The Ministry of Utmost Happiness (isn’t that a smashing title?) by Ahrundhati Roy is a beautiful, beautifully crafted novel filled with nuanced characters. Anjum, a “hijra” (a Hindu word meaning hermaphrodite or transgendered) moves to a graveyard and creates a safe world where people who don’t fit easily into society can find a home, and where her desire to be a mother can be made manifest.

But too soon, the novel leaves Anjum in the graveyard and, in doing so, left my connection to that world in tatters. The story moves to Kashmir, where war rages and where I was left struggling to grasp the whole context of what was happening. Instead of drawing me slowly into the difficult arrangements of class, race, caste that exist there, the book dropped into a confusing mire.

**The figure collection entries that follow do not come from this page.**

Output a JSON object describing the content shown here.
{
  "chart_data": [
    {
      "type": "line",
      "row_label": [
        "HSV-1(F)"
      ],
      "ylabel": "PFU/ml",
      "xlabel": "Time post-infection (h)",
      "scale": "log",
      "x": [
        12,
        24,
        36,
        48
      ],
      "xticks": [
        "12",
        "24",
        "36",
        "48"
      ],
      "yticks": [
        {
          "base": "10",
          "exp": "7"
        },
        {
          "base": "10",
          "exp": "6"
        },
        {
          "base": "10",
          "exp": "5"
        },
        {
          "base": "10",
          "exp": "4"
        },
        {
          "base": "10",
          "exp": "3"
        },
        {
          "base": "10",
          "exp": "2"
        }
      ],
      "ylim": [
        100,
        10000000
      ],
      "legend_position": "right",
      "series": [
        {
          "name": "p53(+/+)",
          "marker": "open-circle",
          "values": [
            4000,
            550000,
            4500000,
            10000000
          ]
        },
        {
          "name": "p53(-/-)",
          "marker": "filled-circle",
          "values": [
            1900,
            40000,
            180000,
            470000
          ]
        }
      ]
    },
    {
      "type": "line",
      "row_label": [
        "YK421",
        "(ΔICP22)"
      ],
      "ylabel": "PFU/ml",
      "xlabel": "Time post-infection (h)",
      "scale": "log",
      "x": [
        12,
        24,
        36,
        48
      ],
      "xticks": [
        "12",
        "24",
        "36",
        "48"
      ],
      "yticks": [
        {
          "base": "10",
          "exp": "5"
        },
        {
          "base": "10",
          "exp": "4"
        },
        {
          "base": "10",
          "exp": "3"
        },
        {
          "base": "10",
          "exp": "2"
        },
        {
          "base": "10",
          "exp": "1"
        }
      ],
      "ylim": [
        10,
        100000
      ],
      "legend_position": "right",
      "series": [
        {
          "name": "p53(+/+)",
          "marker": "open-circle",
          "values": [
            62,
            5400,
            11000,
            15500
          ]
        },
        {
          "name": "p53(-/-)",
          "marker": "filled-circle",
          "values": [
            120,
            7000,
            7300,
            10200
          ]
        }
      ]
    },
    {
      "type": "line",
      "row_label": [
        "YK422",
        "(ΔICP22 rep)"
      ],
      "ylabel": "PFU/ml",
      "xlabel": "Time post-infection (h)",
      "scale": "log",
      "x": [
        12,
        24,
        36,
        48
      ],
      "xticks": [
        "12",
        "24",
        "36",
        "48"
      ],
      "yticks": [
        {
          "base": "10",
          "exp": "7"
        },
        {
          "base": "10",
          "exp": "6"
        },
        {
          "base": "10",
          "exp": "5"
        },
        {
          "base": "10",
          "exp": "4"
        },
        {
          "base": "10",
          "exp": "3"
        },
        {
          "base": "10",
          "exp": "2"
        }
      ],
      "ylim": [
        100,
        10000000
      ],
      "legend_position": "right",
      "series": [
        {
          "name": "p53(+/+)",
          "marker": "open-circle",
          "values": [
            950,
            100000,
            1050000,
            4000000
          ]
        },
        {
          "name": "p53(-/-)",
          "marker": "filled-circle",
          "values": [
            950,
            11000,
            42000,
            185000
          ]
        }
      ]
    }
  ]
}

My reading of Utmost Happiness was stalled several times on account of the book’s structure. Time and again, the book would leave a character I felt connected to and shift to a more emotionally distant view of the wider political struggles in Kashmir. Compared to the character-focused chapters, these sections were much less appealing and, as a result, hard to return to after putting the book down. It’s not that the novel didn’t pay off emotionally; it’s just with a more consistent flow, I think it could have done so sooner and more satisfyingly.

Roy’s words are filled with beauty, just as they were in her Booker Prize winning novel The God of Small Things. She builds up her world with supple sentences:

“There was no tour guide on hand to tell her that in Kashmir nightmares were promiscuous. That they were unfaithful to their owners, they cartwheeled wantonly into other people’s dreams, they acknowledged no precincts, they were the greatest ambush artists of all. No fortification, no fence-building could keep them in check. In Kashmir the only thing to do with nightmares was to embrace them like old enemies. She would learn that of course. Soon.”

But the key to the book, I believe, comes near the end (this is not a spoiler, but feel free to look away now if you prefer). A character writes a poem:

“How/to/tell/a/shattered/story?/By/slowly/becoming/everybody./No/ By slowly becoming everything.”

In light of this revelation, the book is reframed as an exercise in fracturing and rebuilding. Now, its structure seems to stand for the way in which Roy wants to view the world. As a writer, I admire her choices in creating her novel’s bones in such a way as to hold the body she envisioned. As a reader, I was moved by the poem and appreciate the way it informs the entire work, even if it only aided my understanding of the book in retrospect. Perhaps if it had come earlier, it would have been the signpost I needed.

Mostly, I wanted more closeness with the characters so as to understand, through their eyes, their struggles and the world they inhabited. I wish Roy had stuck with Anjum longer. Perhaps then, the empathy she created earlier might have guided me through the more difficult parts of the story. Ultimately though, this is a beautiful book, if a challenging one. I recommend it for those who are already knowledgeable about India or are up for a challenge.

The Ministry of Utmost Happiness was published by Penguin Books on 6th June 2017.